Certain blood glucose monitors are equipped with data-management systems, which means your blood glucose measurement is automatically stored each time. Some physician offices have computer systems compatible with these data-management systems, which allow the blood sugar level recordings, and other information, to be transferred electronically. One advantage of a data-management system is the ability to plot a graph on the computer depicting patterns of blood sugar levels.
What are noninvasive blood glucose monitors?
A finger prick can become painful and difficult for a person with diabetes to do on a regular basis. Several noninvasive devices (that do not require an actual blood sample) are currently being researched to provide persons with diabetes an alternative. However, the Food and Drug Administration (FDA) have not yet approved most noninvasive blood glucose monitoring devices. Some noninvasive devices currently under investigation include:
• The use of infrared light to shine through the forearm or finger
• The use of low-level electrical currents to draw blood up through the skin
• The use of saliva or tears to measure glucose levels
What are healthy blood sugar level ranges?

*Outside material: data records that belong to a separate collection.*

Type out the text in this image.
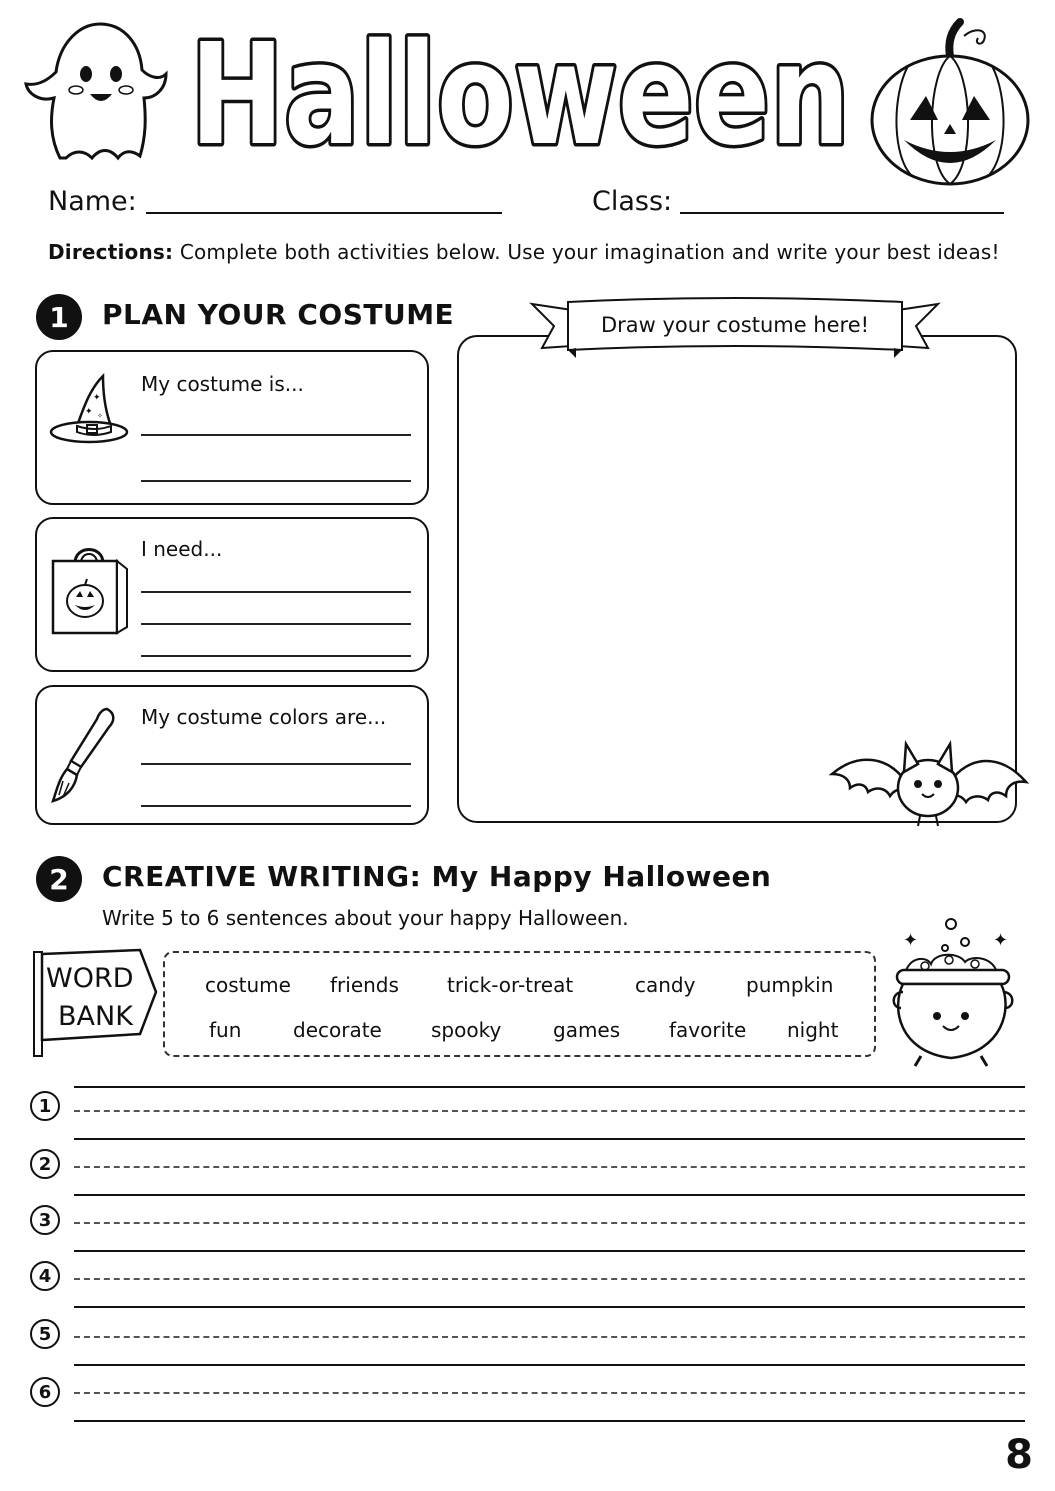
Halloween
Name:	Class:
Directions: Complete both activities below. Use your imagination and write your best ideas!
1	PLAN YOUR COSTUME
✦
✦ ✧
My costume is...
I need...
My costume colors are...
Draw your costume here!
2	CREATIVE WRITING: My Happy Halloween
Write 5 to 6 sentences about your happy Halloween.
WORD
BANK
costume friends trick-or-treat	candy	pumpkin
fun	decorate spooky	games favorite night
✦	✦
1
2
3
4
5
6
8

Blood sugar levels over 200 mg/dL (mg/dL = milligrams of glucose per deciliter of blood) or less than 60 mg/dL are considered unhealthy. High blood sugar levels (above 200 mg/dL) may be a sign of inadequate levels of insulin, caused by diabetes medication, overeating, lack of exercise, or other factors.
Low blood sugar levels (below 70 mg/dL) may be caused by taking too much insulin, skipping or postponing a meal, over-exercising, excessive alcohol consumption, or other factors.
The following are the most common symptoms of hyperglycemia (high blood sugar). However, each individual may experience symptoms differently. Symptoms may include: rapid weight loss; feeling sick; thirst; vomiting; fatigue; blurred vision; fainting.
The following are the most common symptoms of hypoglycemia (low blood sugar). However, each individual may experience symptoms differently.
Symptoms may include: hunger; fatigue; shakiness; headaches; confusion; dizziness; sudden moodiness or behavior changes; sweating; pale skin color.